KOLUMNE

Die Anzeige in der Familienzeitschrift war ein verzweifelter Hilferuf. "Suche dringend einen neuen Plüschtiger von Sigikid für meine dreijährige Tochter. Knautschi ist auf einer Autobahnraststätte verloren gegangen." Die Tragödie, die hinter solch dürren Zeilen steht, kann nur nachempfinden, wer die Tränen über den Verlust des geliebten Kuscheltieres bei seinen eigenen Kindern erlebt hat.

Wie an jenem ersten Weihnachtstag, als wir mit unserer damals zweijährigen Michelle auf Besuch bei ihrem Patenonkel waren. Unvermutet hatte gegen Abend heftiger Schneefall eingesetzt, und wir brachen überhastet auf, bevor sich die Schneedecke auf dem Berg zwischen Piesport und Klausen schloss. Doch kaum heil daheim angekommen, fragte meine Frau: "Wo ist Gretel?" Diese Frage war höchstens vergleichbar mit dem beliebten Suchspiel vor dem Traualtar "Wo sind die Ringe?". Aber hier waren die Auswirkungen noch fürchterlicher. Gretel ist Michelles Lieblingspuppe, nicht mehr so hygienisch sauber aufgrund Hunderten von Küssen und mit einem löchrigen rosa Kleidchen. Aber sie war der einzig wirksame Baldrian-Ersatz, der unsere kleine Prinzessin ins Schlummerland führte. Und Gretel hatten wir in Piesport vergessen! Was wog nun mehr? Die musikalische Untermalung des restlichen Weihnachtsfestes durch das Geheul unserer Zweijährigen, oder Leib und Blech riskieren im beginnenden Schneesturm? Hatte ich eine Wahl? Auf jeden Fall überstanden Auto und ich das Wettrennen mit Frau Holle, und wenig später schlief eine glückliche Tochter mit ihrer Gretel im Arm ein. Den Verlust des liebsten Kuscheltieres hatte ich noch drastischer am eigenen Leibe erfahren müssen. Bubu war sein Name, dieser kleine Teddybär, mit dem ich meine ersten Lebensjahre zusammen verbrachte. Seine Knopfnase hing nur noch an einem Faden, beide bernsteinfarbenen Augen waren mehrfach wiederangeklebt, und auch sonst war er bis zur Unkenntlichkeit geherzt worden. Sein ramponiertes Äußeres und der Umstand, dass ich ihn mit fünf Jahren immer noch an die Brust drückte, waren ein Dorn im Auge einer Tante, so dass sie ihn eines Tages vor meinen Augen im holzbefeuerten Küchenofen meiner Großmutter verbrannte.
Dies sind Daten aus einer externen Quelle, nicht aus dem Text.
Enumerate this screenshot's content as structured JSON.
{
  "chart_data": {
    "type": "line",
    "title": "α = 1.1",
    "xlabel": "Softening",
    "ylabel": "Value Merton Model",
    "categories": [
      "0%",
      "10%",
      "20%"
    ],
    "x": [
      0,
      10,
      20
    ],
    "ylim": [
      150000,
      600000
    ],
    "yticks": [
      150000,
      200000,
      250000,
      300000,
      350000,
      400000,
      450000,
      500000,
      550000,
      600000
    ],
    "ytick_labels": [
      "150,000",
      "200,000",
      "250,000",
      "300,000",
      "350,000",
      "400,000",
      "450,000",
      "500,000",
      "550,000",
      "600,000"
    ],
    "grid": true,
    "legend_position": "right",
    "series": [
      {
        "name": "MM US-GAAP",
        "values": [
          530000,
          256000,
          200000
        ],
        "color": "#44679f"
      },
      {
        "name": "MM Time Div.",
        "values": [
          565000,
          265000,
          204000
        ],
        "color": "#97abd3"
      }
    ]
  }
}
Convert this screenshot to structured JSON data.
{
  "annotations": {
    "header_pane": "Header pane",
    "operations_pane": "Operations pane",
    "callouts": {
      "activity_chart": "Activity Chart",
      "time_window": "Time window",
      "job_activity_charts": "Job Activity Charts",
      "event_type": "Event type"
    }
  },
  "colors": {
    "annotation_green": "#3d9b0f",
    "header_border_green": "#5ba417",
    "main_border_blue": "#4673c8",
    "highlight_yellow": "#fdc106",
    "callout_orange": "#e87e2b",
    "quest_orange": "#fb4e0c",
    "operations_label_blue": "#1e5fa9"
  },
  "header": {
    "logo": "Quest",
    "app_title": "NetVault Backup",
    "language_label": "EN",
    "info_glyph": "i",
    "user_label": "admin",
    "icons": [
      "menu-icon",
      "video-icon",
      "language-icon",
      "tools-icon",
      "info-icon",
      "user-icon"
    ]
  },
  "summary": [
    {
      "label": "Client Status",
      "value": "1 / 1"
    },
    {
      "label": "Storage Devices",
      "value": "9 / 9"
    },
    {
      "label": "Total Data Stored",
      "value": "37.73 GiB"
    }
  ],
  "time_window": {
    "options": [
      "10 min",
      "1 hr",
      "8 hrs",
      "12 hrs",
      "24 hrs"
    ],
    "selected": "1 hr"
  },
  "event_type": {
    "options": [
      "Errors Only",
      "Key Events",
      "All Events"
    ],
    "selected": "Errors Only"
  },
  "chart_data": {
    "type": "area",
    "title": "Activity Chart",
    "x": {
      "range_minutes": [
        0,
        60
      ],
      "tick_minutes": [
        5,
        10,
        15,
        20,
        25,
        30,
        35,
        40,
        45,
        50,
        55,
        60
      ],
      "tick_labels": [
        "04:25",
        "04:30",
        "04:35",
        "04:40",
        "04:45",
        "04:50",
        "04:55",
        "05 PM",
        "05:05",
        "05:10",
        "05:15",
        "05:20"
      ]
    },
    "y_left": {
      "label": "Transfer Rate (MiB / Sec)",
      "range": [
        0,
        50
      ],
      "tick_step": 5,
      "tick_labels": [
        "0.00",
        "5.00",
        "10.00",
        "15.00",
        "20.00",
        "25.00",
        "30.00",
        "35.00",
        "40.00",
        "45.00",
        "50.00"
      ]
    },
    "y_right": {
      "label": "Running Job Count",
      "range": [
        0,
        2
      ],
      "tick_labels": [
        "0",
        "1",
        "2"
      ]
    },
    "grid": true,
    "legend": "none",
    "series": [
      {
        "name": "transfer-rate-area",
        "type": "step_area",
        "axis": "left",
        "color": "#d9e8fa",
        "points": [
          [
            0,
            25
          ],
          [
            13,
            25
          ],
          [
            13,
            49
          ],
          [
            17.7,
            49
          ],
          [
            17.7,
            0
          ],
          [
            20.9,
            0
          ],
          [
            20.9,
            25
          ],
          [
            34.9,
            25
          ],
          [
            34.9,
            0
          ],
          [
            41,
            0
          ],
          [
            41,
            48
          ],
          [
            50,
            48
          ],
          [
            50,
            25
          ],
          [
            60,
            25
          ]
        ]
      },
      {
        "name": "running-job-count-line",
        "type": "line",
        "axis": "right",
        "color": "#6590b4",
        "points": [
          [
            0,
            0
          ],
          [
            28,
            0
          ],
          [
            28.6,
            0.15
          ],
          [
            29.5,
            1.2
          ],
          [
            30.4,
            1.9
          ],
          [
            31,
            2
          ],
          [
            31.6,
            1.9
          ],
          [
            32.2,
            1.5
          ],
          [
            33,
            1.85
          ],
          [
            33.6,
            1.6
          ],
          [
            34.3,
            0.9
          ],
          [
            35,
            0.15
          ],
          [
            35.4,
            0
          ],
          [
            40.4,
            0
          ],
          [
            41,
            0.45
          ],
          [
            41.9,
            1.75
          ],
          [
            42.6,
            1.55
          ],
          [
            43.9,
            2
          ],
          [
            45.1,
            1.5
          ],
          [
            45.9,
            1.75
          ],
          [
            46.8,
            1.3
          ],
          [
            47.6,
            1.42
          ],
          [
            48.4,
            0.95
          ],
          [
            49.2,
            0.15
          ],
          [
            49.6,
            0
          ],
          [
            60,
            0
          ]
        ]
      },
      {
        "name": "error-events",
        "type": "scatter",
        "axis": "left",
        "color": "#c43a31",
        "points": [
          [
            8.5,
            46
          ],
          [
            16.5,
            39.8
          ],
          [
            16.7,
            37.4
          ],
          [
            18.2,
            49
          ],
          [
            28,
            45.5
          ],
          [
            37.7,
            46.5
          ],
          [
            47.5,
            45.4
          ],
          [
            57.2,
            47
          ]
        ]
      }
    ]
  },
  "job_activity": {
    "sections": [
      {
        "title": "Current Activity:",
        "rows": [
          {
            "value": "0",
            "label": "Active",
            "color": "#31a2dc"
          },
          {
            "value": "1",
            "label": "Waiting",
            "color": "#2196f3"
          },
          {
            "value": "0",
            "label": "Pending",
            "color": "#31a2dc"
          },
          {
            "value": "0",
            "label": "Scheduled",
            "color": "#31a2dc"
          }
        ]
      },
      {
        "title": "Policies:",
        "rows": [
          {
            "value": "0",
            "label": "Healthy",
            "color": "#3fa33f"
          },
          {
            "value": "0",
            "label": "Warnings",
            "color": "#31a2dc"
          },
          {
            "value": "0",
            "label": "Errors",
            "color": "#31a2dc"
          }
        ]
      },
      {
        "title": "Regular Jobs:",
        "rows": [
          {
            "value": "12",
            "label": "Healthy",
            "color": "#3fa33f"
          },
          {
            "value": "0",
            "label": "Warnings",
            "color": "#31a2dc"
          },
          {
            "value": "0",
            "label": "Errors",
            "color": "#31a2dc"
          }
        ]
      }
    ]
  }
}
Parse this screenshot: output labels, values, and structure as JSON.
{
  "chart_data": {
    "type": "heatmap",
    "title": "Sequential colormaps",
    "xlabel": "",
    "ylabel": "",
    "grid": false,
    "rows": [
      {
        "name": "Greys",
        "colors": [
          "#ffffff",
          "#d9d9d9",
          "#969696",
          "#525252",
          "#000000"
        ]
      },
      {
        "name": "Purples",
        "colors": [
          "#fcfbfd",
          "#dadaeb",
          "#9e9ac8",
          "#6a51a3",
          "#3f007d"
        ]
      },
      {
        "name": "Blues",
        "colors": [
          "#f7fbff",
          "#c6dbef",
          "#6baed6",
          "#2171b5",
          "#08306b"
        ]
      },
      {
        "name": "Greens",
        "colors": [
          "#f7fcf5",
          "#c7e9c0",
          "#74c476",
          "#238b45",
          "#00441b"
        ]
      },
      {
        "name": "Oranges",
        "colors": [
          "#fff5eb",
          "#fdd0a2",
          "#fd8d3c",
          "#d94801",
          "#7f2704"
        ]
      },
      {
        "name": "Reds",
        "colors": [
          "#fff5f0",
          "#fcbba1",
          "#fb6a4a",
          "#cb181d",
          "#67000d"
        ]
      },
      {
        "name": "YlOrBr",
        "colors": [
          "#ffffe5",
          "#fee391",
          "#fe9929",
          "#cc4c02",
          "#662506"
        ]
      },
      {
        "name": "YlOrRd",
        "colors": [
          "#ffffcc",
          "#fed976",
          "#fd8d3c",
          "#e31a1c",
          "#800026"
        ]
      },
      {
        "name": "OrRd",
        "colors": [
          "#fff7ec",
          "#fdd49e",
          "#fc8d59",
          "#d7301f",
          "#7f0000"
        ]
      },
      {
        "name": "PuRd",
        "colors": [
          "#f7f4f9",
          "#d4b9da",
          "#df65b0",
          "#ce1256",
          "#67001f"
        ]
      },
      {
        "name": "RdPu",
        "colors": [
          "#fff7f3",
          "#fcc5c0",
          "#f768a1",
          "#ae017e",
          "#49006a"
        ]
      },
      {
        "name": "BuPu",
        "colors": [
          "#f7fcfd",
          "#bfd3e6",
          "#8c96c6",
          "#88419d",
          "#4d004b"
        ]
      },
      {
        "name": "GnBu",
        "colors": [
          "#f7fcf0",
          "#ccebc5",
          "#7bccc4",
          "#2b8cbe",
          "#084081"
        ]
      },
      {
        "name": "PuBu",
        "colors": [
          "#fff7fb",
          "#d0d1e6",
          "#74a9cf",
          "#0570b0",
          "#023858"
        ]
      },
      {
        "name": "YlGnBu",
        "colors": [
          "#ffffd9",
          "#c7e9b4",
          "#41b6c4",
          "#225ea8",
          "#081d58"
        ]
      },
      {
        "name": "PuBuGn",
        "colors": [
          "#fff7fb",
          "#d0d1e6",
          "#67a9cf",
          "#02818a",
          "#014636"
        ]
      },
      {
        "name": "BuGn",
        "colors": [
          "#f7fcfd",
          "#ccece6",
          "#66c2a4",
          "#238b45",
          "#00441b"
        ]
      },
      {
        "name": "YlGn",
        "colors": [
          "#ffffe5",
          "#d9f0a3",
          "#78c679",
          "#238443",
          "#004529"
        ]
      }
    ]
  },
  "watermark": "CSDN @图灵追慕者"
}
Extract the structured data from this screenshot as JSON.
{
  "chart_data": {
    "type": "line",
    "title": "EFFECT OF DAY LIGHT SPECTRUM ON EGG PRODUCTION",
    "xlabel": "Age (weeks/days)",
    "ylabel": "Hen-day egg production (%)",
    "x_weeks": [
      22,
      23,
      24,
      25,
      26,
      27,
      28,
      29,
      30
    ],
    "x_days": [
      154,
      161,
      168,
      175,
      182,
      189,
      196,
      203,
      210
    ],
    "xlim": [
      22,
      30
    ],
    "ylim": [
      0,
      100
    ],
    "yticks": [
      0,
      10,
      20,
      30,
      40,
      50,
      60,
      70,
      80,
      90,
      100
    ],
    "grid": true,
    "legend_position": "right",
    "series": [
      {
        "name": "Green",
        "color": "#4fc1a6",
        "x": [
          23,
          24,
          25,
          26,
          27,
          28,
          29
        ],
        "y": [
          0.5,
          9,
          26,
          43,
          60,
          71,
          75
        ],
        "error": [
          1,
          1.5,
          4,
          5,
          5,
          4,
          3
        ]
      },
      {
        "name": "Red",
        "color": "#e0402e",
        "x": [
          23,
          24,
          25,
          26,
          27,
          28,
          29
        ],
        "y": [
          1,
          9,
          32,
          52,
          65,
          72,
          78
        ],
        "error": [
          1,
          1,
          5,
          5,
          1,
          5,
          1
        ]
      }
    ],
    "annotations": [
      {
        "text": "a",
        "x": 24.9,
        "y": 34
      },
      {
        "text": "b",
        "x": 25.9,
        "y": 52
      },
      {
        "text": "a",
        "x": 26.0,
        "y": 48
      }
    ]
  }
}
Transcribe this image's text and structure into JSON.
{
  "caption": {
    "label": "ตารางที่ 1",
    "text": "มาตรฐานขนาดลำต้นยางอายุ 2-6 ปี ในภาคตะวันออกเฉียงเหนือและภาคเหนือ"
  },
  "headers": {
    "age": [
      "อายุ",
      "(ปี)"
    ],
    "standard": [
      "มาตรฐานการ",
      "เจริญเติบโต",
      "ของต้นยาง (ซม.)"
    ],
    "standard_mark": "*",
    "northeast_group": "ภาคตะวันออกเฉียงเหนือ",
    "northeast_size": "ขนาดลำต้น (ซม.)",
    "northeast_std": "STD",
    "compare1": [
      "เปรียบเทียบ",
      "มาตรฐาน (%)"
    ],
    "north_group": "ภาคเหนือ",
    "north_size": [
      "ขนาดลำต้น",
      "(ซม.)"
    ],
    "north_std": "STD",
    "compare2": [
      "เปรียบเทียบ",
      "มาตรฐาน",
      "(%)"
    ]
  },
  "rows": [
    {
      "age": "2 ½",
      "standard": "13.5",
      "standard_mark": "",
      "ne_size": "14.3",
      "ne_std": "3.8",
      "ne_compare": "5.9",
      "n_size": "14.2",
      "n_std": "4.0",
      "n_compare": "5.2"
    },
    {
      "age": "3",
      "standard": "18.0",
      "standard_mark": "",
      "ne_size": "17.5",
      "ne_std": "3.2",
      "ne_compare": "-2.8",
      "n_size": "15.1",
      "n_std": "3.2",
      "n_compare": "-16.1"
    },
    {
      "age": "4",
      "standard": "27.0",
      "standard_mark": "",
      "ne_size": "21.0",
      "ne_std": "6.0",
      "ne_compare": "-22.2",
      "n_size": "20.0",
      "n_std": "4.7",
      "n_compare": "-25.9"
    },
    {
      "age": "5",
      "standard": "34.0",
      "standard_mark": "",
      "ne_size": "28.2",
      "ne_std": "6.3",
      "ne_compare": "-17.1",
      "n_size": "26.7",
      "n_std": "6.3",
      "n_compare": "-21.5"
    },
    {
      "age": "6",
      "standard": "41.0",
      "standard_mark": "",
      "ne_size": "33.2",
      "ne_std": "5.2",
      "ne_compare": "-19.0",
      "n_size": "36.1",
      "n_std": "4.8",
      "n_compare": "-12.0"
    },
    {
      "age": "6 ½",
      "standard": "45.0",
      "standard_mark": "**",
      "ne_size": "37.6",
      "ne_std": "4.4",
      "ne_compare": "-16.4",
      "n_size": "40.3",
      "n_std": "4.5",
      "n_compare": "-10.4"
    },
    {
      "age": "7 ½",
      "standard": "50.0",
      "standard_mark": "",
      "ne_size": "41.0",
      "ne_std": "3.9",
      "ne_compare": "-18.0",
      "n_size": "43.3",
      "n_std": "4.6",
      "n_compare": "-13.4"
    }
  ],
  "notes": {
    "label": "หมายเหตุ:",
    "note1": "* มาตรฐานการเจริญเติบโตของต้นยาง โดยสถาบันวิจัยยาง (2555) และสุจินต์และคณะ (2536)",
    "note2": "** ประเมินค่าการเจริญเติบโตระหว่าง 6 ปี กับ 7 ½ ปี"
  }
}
Durch die Unwiderruflichkeit ihrer Tat nahm sie sich jede Chance, jemals meine Lieblingstante zu werden. Aber seit jenem Ereignis kann ich nachempfinden, welche Schicksale hinter der Zeitungsüberschrift "Suche Kuscheltier" stehen. Und ich wünsche den kleinen Schmusebedürftigen, dass sie ihre Knautschis, Gretels und Bubus bald wieder in ihre Arme schließen können. Frank Schmitt In unserer Kolumne "Familienbande" glossieren wechselnde Autoren den familiären Alltag.